Staff Reporter

NEW DELHI: If Dalits and tribals in the country are being held for naxalite insurgency, the Muslim community is being prosecuted on charges of terrorism, human rights activist Harsh Mander said here on Tuesday.

“On the basis of scientific evidence it can be said that torture does not induce people to speak the truth. Rather it obscures the truth,” said Mr. Mander, addressing a press conference organised by human rights organisation Act Now for Harmony And Democracy (ANHAD) to bring to light illegal detention, arbitrary arrest and torture of five Muslim youths at Vadodara in Gujarat.

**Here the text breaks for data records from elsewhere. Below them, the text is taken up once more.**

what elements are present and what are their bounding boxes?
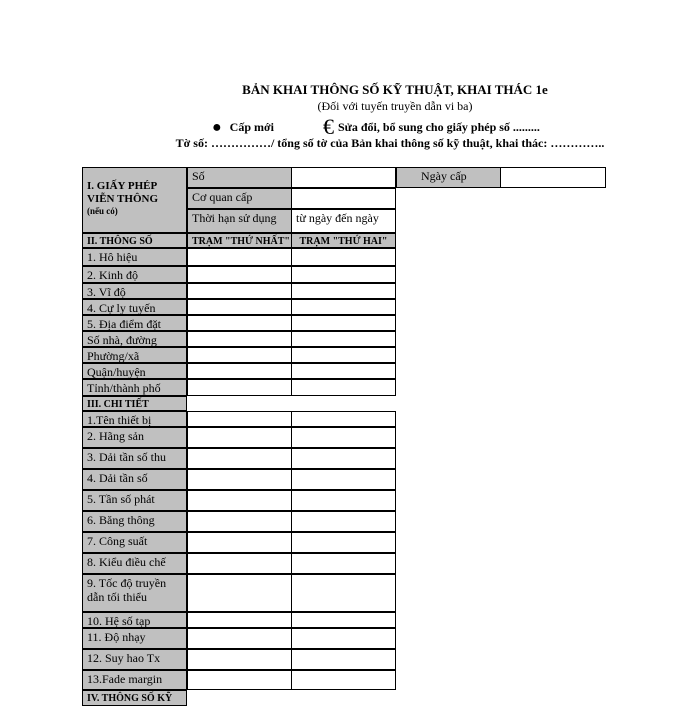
- station2-input-cell[interactable]: [291, 363, 396, 379]
- station1-header: TRẠM "THỨ NHẤT": [187, 233, 292, 248]
- station1-input-cell[interactable]: [187, 532, 292, 553]
- station1-input-cell[interactable]: [187, 363, 292, 379]
- station2-input-cell[interactable]: [291, 411, 396, 427]
- validity-date-range-field[interactable]: từ ngày đến ngày: [291, 209, 396, 233]
- station2-input-cell[interactable]: [291, 511, 396, 532]
- row-label: 6. Băng thông: [82, 511, 187, 532]
- row-label: Tỉnh/thành phố: [82, 379, 187, 396]
- license-number-field[interactable]: [291, 167, 396, 188]
- station1-input-cell[interactable]: [187, 379, 292, 396]
- row-label: 1.Tên thiết bị: [82, 411, 187, 427]
- station2-input-cell[interactable]: [291, 315, 396, 331]
- station2-input-cell[interactable]: [291, 628, 396, 649]
- row-label: 5. Địa điểm đặt: [82, 315, 187, 331]
- station1-input-cell[interactable]: [187, 670, 292, 690]
- station2-input-cell[interactable]: [291, 379, 396, 396]
- station1-input-cell[interactable]: [187, 347, 292, 363]
- station1-input-cell[interactable]: [187, 490, 292, 511]
- station1-input-cell[interactable]: [187, 511, 292, 532]
- station2-input-cell[interactable]: [291, 427, 396, 448]
- station2-input-cell[interactable]: [291, 448, 396, 469]
- row-label: 13.Fade margin: [82, 670, 187, 690]
- station2-input-cell[interactable]: [291, 469, 396, 490]
- row-label: 3. Dải tần số thu: [82, 448, 187, 469]
- station2-input-cell[interactable]: [291, 283, 396, 299]
- station2-input-cell[interactable]: [291, 649, 396, 670]
- station2-input-cell[interactable]: [291, 553, 396, 574]
- option-new-label: Cấp mới: [229, 120, 274, 134]
- station1-input-cell[interactable]: [187, 469, 292, 490]
- station1-input-cell[interactable]: [187, 427, 292, 448]
- station1-input-cell[interactable]: [187, 248, 292, 266]
- row-label: 4. Cự ly tuyến: [82, 299, 187, 315]
- parameters-section-label: II. THÔNG SỐ: [82, 233, 187, 248]
- validity-period-label: Thời hạn sử dụng: [187, 209, 292, 233]
- station1-input-cell[interactable]: [187, 612, 292, 628]
- station1-input-cell[interactable]: [187, 331, 292, 347]
- details-section-label: III. CHI TIẾT: [82, 396, 187, 411]
- station2-input-cell[interactable]: [291, 490, 396, 511]
- row-label: 9. Tốc độ truyền dẫn tối thiểu: [82, 574, 187, 612]
- row-label: 11. Độ nhạy: [82, 628, 187, 649]
- station2-input-cell[interactable]: [291, 248, 396, 266]
- station2-input-cell[interactable]: [291, 612, 396, 628]
- row-label: 8. Kiểu điều chế: [82, 553, 187, 574]
- sheet-number-line: Tờ số: ……………/ tổng số tờ của Bản khai thông số kỹ thuật, khai thác: …………..: [175, 136, 605, 150]
- issue-date-label: Ngày cấp: [396, 167, 501, 188]
- row-label: Số nhà, đường: [82, 331, 187, 347]
- station2-header: TRẠM "THỨ HAI": [291, 233, 396, 248]
- station1-input-cell[interactable]: [187, 448, 292, 469]
- station1-input-cell[interactable]: [187, 299, 292, 315]
- option-amend-label: Sửa đổi, bổ sung cho giấy phép số .........: [338, 120, 540, 134]
- station2-input-cell[interactable]: [291, 299, 396, 315]
- issuing-agency-label: Cơ quan cấp: [187, 188, 292, 209]
- station2-input-cell[interactable]: [291, 670, 396, 690]
- station2-input-cell[interactable]: [291, 532, 396, 553]
- station2-input-cell[interactable]: [291, 331, 396, 347]
- row-label: 10. Hệ số tạp: [82, 612, 187, 628]
- station1-input-cell[interactable]: [187, 283, 292, 299]
- row-label: 1. Hô hiệu: [82, 248, 187, 266]
- row-label: 2. Kinh độ: [82, 266, 187, 283]
- row-label: 12. Suy hao Tx: [82, 649, 187, 670]
- license-section-label: [82, 167, 187, 233]
- euro-checkbox-icon[interactable]: €: [323, 114, 334, 139]
- station2-input-cell[interactable]: [291, 347, 396, 363]
- license-number-label: Số: [187, 167, 292, 188]
- bullet-icon[interactable]: ●: [212, 119, 222, 136]
- row-label: 7. Công suất: [82, 532, 187, 553]
- row-label: 2. Hãng sản: [82, 427, 187, 448]
- row-label: Quận/huyện: [82, 363, 187, 379]
- issuing-agency-field[interactable]: [291, 188, 396, 209]
- station1-input-cell[interactable]: [187, 315, 292, 331]
- license-section-title: I. GIẤY PHÉP VIỄN THÔNG: [87, 180, 159, 205]
- license-section-note: (nếu có): [87, 206, 118, 216]
- station1-input-cell[interactable]: [187, 649, 292, 670]
- station2-input-cell[interactable]: [291, 266, 396, 283]
- row-label: Phường/xã: [82, 347, 187, 363]
- document-subtitle: (Đối với tuyến truyền dẫn vi ba): [317, 99, 473, 113]
- row-label: 3. Vĩ độ: [82, 283, 187, 299]
- station1-input-cell[interactable]: [187, 553, 292, 574]
- station1-input-cell[interactable]: [187, 628, 292, 649]
- row-label: 5. Tần số phát: [82, 490, 187, 511]
- technical-section-label: IV. THÔNG SỐ KỸ: [82, 690, 187, 706]
- row-label: 4. Dải tần số: [82, 469, 187, 490]
- document-title: BẢN KHAI THÔNG SỐ KỸ THUẬT, KHAI THÁC 1e: [242, 82, 548, 97]
- station1-input-cell[interactable]: [187, 266, 292, 283]
- station2-input-cell[interactable]: [291, 574, 396, 612]
- issue-date-field[interactable]: [500, 167, 606, 188]
- station1-input-cell[interactable]: [187, 411, 292, 427]
- station1-input-cell[interactable]: [187, 574, 292, 612]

Referring to the manner in which people were taken away at random by the police, Mr. Mander said: “There is a pattern that exists in these cases. First, policemen in plain clothes pick up the individuals concerned and carry them away in vehicles which are not police cars. Next they are blindfolded and taken to farmhouses where they are tortured. The families are informed only later. Usually these victims do not have a criminal record.”

“If a person is a Muslim, then it is almost presumed that he is a terrorist and the burden of proof is on the individual to prove that he is not a terrorist,” Mr. Mander added.

Shabnam Hashmi of ANHAD said the five youths in Vadodara were arbitrarily picked up by the police on the pretext that they were planning to bomb the “Ganesh Visarjan” ceremony. “They were picked up on September 1 and 2. A few days later they were produced in court and the Vadodara Police Commissioner addressed a press conference where he alleged that the detainees had been in possession of a rocket launcher and sutli bombs,” she said, adding that two pieces of pipe had been identified as the so-called “rocket launcher”!

“When the detainees were presented in court, their body language and their bodily condition indicated that they had been tortured,” Ms. Hashmi said, alleging that the youths had been detained just before a by-election on September 10 in order to rouse sentiments.

Ms. Hashmi said the National Commission for Minorities which had been approached in this regard has decided to send a team to Gujarat to investigate the case.

Grieving over the way her son had been treated by the police, young Zahir Abbas Amiruddin Shaikh’s mother Rehmat said: “My son received electric shocks nearly four times on each of the five days of his detention. I hope he does not lose his sanity.”

Naseem, whose 39-year-old husband Iqbal was also picked up, said: “My husband who was detained during this Ramzan month was not allowed to break his fast. Even after he was arrested, the police kept coming home and harassing us.”

Dwelling on the legal aspect of the arrest, advocate Vrinda Grover said: “The law does not provide for illegal detention of people. Detention of people in farmhouses which are not jails is illegal.”